Understanding Workload Priority and Preemption¶
Preemption ensures that higher-priority workloads can acquire resources even if lower-priority workloads are already using them. In this simple demonstration, you will create two Projects with different priority levels and observe how a running medium-priority workload is paused when a higher-priority workload starts—and how it automatically resumes once the higher-priority job finishes.
PreRequsites¶
- A Node Group with a single GPU that will be used by workloads in the two Projects, one at a time.
- At least one non-admin user exists. Create a new local user if required.
1. Create Two Projects with Different Priorities¶
- Open the Projects Dashboard
- Login to the MemVerge.ai UI as a Platform Administrator.
- Select Projects from the left navigation bar.
- Click + Create Project to add your first Project
- Complete the required fields. See Managing Projects for more information.
- Assign Priority
- In the Priority field, choose Medium for this first Project.
- Create the Second Project
- Repeat the process for a second Project (e.g., high-priority-project).
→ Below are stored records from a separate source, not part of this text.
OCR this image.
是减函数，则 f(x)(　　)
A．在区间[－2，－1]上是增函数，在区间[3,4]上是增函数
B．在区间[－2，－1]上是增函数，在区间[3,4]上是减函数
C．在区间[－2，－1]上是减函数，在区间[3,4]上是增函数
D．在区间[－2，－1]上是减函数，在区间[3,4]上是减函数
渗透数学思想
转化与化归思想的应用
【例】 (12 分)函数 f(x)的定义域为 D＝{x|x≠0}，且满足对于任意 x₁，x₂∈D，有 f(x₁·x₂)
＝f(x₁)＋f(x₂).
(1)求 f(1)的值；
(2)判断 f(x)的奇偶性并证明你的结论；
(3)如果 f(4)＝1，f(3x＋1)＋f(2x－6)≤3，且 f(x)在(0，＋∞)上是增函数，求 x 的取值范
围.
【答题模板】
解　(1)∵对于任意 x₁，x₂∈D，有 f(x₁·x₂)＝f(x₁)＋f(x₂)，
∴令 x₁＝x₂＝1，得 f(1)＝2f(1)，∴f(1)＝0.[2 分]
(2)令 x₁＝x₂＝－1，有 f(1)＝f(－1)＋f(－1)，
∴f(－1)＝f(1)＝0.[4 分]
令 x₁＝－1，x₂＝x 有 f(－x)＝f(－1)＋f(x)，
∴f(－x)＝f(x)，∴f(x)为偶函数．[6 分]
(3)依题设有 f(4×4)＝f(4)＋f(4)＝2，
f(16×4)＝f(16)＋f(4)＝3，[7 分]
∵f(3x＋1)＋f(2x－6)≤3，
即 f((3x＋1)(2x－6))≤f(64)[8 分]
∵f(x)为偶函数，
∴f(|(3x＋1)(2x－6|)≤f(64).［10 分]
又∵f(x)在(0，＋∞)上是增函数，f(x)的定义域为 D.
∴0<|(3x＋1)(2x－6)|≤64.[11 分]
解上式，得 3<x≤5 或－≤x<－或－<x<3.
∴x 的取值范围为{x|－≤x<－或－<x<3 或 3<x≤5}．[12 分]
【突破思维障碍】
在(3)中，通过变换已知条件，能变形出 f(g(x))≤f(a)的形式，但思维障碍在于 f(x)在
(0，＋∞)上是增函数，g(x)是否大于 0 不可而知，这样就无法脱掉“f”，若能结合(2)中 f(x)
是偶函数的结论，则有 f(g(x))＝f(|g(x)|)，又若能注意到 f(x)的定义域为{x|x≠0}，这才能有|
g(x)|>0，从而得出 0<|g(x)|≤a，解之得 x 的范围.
- Set the Priority to High or Highest.
2. Assign the Same User to Both Projects¶
There are two methods to assign users to a project:
Method 1:
- Go to Users & Authentication → Users.
- Click on the username that will run both workloads. The user details page will open.
- Click + Add to Project
- Select each newly created Project (medium priority, high priority) from the dropdown.
- Click Confirm
- Repeat Step 3 so the user has permissions to create Workspaces in both Projects.
Method 2:
- Navigate to Projects
- Click the Name of the project to see the project details
- Navigate to the Members tab
- Click + Add Members
- Search or select the user
- Click Confirm
3. Login as the User¶
- Logout of the AI Platform as the Platform Admin
- Login as the user
4. Prepare a Storage Volume¶
- Create or Use an Existing Volume
- From Storage → Volumes, choose + New Volume.
- Enter a name and allocate size for your AI workloads (e.g.,
ml-training-vol
). - This volume can be used by both Projects if attached to each Workspace configuration.
5. Create and Start a Workspace in the Medium-Priority Project¶
- Select the Medium Project
- In the Projects dashboard, find medium-priority-project.
- Create a Workspace
- Click + Create Workspace. Assign the new workspace to the medium-priority-project.
- Attach the ml-training-vol if needed for your workload’s data.
- Launch the Workspace
- Wait for it to reach a Running or Ready state.
5. Create and Start a Workspace in the High-Priority Project¶
- Switch Projects
- In Projects, find high-priority-project.
- Create a Workspace
- Similar steps as above: + Create Workspace, attach any required volume (can be the same or a new one).
- Observe Preemption
- Upon launching this high-priority workspace, the platform will pause (preempt) the medium-priority workspace’s job if the cluster resources are insufficient to run both simultaneously.
- The medium-priority workspace status transitions to Preempted or NotReady, indicating it has been paused.
6. Stopping the High-Priority Workload¶
- Stop the High-Priority Workspace
- In the Workspaces dashboard, locate the workspace running under high-priority-project.
- Click Stop, then confirm in the popup dialog.
- Automatic Resume
- Once the high-priority workload fully stops, the platform detects freed resources.
- The medium-priority workspace automatically resumes from its preemption state.
7. Confirm the Medium-Priority Workspace Has Resumed¶
- Check Status
- Refresh the Workspaces dashboard. The medium-priority workspace should revert from Preempted or NotReady back to Running or Ready.
- Verify Workload Progress
- Connect to the resumed workspace (if interactive) or check logs to ensure the job continues from where it left off.
Congratulations! You have successfully demonstrated a simple preemption scenario using two workloads in different priority Projects. This setup ensures mission-critical or time-sensitive jobs always have the necessary resources, while lower-priority jobs automatically pause and resume as availability changes.